Talking about him soured me on company, and shortly afterward I broke it off with Fierman and Witcover, and walked out into the city. The security cadre tagged along, his hand resting on the b.u.t.t of his sidearm. I had a real load on and barely noticed my surroundings. The only salient points of difference between Saigon today and fifteen years before were the ubiquitous representations of Uncle Ho that covered the facades of many of the buildings, and the absence of motor scooters: the traffic consisted mainly of bicycles.
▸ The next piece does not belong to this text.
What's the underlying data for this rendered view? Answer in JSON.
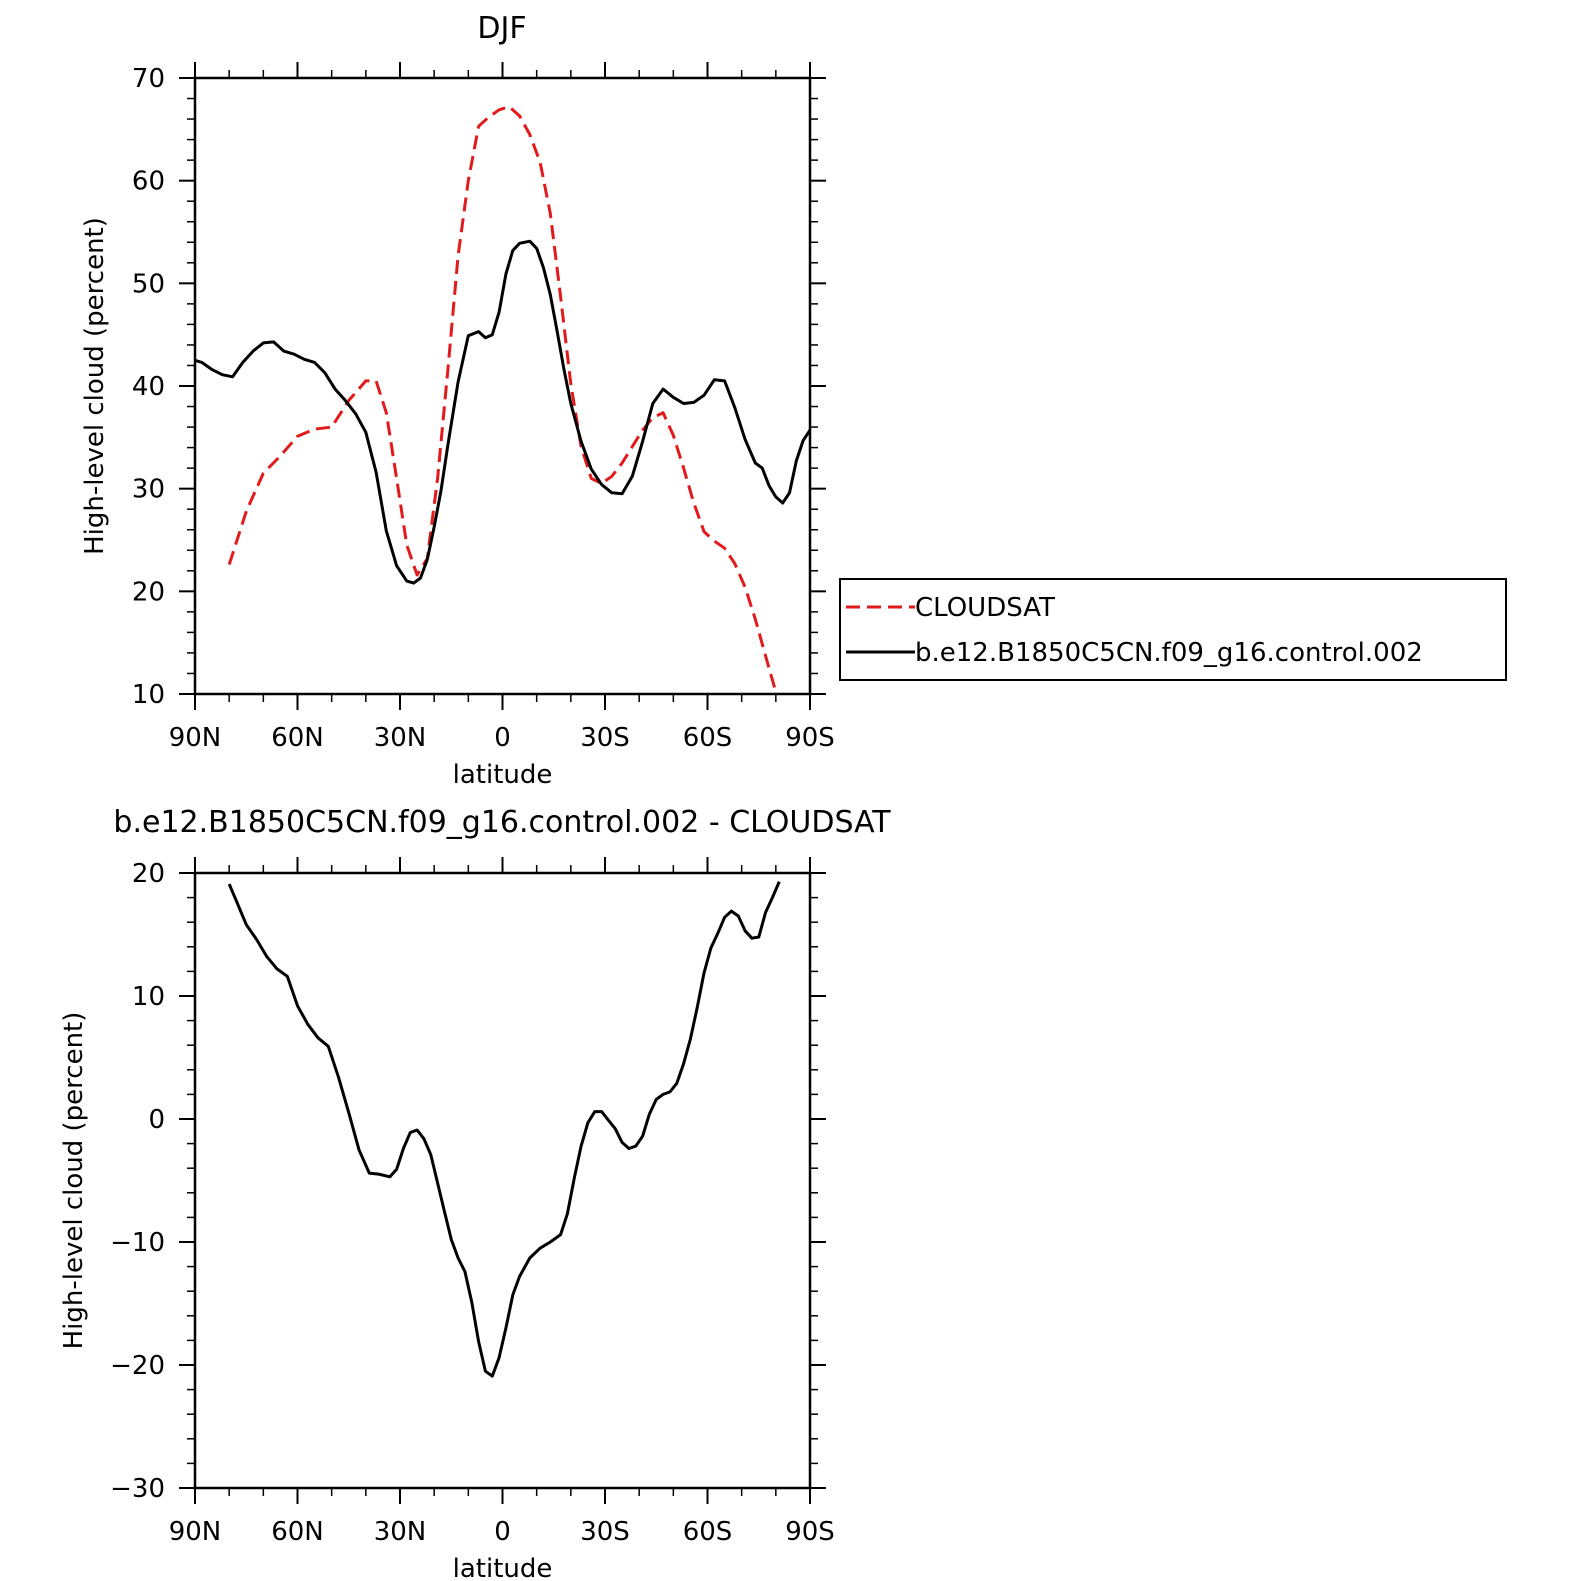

I went a dozen blocks or so and stopped at a sidewalk cafe beneath sun-browned tamarinds, where I paid two dong for food tickets, my first experience with what the Communists called 'goods exchange' a system they hoped would undermine the concept of monetary trade; I handed the tickets to the waitress, and she gave me a bottle of beer and a dish of fried peanuts. The security cadre, who had taken a table opposite mine, seemed no more impressed with the system than was I; he chided the waitress for her slowness and acted perturbed by the complexity accruing to his order of tea and cakes.